2.198 exaflops of sustained FP64 from a CPU-only system with 13 million cores just shoved LineShine to the top of the TOP500 list at ISC 2026 in Hamburg. That's 2.735 exaflops peak, pulled from 42.22 megawatts, for 52.07 gigaflops per watt. Not the most efficient machine on the Green500, but for a system that ditched GPUs entirely, it's a statement.
LineShine's LX2: A 304-Core Armv9 Beast
The LX2 chip is the backbone. Each CPU packs 304 Armv9 cores running at 1.55 GHz, with SVE2 and SME support. Two compute dies, each with four 40-core clusters, but two cores per cluster disabled, leaving 38 active per cluster. That's 152 active cores per die. L2 cache totals 228 MB across both dies (114 MB per die, split as 28.5 MB per cluster).
From Node to Cabinet: 22,000 Nodes and 42 Megawatts
Each node holds two LX2 CPUs and 800 Gbps of networking per CPU (1.6 Tbps per node). Eight nodes form a blade, sixteen blades make a frame, two frames a cabinet. Ninety cabinets give you 22,000+ nodes and over 13 million cores. Memory is tiered: 32 GB of on-package high-bandwidth memory (likely a domestic alternative to HBM, per the source) with 4 TB/s bandwidth, plus 256 GB of DDR5 per node for spillover. The whole thing draws 42.22 megawatts for the 2.198 exaflops run.
HPCG Crown and What It Means
LineShine isn't a LINPACK special. It scored 22.004 petaflops on HPCG, beating El Capitan's 17.406 petaflops. That signals real-world solver performance, not just a tuned benchmark. Meanwhile, Eni's HPC7 (30% of El Capitan, using MI300A APUs) slid into number 6, making Italy the European compute leader on paper. Fugaku dropped to number 9 but remains number 3 on HPCG, showing that HPC-focused design ages slowly.

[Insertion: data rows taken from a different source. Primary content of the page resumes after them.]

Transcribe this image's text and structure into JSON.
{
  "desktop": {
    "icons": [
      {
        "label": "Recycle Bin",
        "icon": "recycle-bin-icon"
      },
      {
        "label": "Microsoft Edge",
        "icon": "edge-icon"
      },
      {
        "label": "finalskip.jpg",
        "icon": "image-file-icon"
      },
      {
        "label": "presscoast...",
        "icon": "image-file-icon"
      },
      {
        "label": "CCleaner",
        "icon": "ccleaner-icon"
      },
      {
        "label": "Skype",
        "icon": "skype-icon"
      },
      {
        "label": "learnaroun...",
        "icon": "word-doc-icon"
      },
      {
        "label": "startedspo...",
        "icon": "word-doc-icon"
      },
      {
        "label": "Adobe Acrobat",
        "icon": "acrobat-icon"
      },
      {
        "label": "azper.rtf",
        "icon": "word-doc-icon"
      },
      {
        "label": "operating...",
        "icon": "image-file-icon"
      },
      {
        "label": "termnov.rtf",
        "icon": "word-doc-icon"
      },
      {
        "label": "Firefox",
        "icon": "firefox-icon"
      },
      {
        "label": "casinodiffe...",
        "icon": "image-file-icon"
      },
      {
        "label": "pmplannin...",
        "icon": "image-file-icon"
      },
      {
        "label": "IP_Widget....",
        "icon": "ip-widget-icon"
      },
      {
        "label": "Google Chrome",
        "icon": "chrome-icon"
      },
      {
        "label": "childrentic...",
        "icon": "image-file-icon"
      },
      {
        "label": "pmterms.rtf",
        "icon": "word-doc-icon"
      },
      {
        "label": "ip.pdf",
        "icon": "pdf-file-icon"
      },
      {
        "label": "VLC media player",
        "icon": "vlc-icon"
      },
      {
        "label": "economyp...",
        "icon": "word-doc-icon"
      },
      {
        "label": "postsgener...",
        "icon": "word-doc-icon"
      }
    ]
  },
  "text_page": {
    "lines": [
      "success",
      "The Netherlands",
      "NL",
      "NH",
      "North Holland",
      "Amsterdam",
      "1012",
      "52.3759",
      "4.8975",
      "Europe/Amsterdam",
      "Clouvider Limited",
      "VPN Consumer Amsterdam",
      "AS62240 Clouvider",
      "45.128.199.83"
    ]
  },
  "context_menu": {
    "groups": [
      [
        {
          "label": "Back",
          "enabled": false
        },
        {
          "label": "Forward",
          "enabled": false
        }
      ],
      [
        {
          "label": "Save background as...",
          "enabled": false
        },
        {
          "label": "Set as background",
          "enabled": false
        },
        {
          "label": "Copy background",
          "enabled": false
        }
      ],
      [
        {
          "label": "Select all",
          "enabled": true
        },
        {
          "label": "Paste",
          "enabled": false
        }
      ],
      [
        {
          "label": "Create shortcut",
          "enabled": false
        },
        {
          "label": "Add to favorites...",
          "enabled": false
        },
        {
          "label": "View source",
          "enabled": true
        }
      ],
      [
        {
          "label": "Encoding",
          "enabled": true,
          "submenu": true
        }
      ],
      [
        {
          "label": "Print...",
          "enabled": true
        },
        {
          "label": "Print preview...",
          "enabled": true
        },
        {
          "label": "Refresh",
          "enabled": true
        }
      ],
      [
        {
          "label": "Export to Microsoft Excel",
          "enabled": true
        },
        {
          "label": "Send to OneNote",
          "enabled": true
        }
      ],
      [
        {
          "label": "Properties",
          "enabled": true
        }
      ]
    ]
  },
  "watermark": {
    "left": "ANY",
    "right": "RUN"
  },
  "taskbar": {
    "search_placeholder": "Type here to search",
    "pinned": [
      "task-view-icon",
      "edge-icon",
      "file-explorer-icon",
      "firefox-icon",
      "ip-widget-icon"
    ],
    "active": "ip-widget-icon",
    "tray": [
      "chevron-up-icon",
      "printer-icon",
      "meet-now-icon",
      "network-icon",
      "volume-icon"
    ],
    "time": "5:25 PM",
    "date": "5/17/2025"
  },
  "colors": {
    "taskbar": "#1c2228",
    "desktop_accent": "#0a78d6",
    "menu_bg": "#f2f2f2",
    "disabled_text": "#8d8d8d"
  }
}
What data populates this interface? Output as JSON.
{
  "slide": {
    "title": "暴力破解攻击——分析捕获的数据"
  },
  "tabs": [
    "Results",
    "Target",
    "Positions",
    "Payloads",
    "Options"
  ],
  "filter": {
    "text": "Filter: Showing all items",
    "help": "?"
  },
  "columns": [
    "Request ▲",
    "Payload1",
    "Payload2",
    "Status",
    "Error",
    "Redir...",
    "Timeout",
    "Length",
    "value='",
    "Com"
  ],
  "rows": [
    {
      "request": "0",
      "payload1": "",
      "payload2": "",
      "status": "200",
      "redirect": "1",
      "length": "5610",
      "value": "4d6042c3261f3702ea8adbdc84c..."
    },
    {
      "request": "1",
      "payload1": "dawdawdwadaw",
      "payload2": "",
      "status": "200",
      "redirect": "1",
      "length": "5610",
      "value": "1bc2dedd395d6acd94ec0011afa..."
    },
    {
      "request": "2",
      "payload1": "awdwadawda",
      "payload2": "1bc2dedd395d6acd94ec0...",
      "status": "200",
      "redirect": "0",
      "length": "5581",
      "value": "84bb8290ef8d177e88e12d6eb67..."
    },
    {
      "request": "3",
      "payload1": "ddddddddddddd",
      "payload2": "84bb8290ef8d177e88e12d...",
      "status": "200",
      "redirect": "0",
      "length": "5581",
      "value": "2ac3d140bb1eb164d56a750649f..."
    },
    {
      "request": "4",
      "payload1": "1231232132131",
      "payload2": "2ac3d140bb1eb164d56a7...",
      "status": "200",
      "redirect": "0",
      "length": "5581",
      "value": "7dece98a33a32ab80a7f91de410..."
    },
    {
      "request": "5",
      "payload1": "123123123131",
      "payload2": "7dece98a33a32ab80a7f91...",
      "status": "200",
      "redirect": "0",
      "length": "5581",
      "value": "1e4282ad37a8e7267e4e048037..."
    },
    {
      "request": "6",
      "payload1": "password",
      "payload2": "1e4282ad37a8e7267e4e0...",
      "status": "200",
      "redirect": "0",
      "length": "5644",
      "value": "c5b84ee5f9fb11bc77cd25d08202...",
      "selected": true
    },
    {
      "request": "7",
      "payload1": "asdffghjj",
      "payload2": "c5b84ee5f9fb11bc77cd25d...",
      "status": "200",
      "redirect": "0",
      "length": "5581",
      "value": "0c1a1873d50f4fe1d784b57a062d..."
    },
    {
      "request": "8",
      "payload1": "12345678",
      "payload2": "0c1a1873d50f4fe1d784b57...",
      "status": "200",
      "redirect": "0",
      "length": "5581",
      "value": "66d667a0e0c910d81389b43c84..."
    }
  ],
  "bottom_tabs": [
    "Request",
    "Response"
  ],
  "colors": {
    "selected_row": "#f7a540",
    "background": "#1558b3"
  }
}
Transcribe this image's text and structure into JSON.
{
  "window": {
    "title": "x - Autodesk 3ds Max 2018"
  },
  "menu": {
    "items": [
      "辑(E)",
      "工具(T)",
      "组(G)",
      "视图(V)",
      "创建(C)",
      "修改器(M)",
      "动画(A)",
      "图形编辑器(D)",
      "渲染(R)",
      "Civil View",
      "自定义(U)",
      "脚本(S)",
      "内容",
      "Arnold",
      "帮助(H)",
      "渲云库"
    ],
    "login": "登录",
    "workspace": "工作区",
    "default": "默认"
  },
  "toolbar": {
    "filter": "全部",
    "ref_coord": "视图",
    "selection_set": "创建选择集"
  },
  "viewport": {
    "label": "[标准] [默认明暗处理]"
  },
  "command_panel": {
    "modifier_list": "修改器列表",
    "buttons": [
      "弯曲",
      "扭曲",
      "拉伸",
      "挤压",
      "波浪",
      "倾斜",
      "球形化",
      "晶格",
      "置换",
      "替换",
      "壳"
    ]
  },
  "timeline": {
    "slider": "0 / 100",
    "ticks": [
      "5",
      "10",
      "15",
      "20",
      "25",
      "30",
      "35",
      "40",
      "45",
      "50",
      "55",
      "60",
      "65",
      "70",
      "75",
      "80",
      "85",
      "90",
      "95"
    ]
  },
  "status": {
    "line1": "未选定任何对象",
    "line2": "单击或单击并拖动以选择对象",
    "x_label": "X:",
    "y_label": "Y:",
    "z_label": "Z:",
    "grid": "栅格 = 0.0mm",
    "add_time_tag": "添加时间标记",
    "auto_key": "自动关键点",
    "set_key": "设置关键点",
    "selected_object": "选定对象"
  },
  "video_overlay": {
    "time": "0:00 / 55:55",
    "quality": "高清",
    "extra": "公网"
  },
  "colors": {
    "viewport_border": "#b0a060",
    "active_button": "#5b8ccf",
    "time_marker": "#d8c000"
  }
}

Green500's top ten stayed frozen for the first time in history. Not because efficiency stagnated, but because the fleet got greener as old iron retired. The bigger question coming out of ISC: will LineShine's submission push the DOE to open its wallet, or will AI labs finally bench their Blackwell clusters and submit real HPL numbers? For now, the LX2 proves that a monolithic CPU army can still take the crown.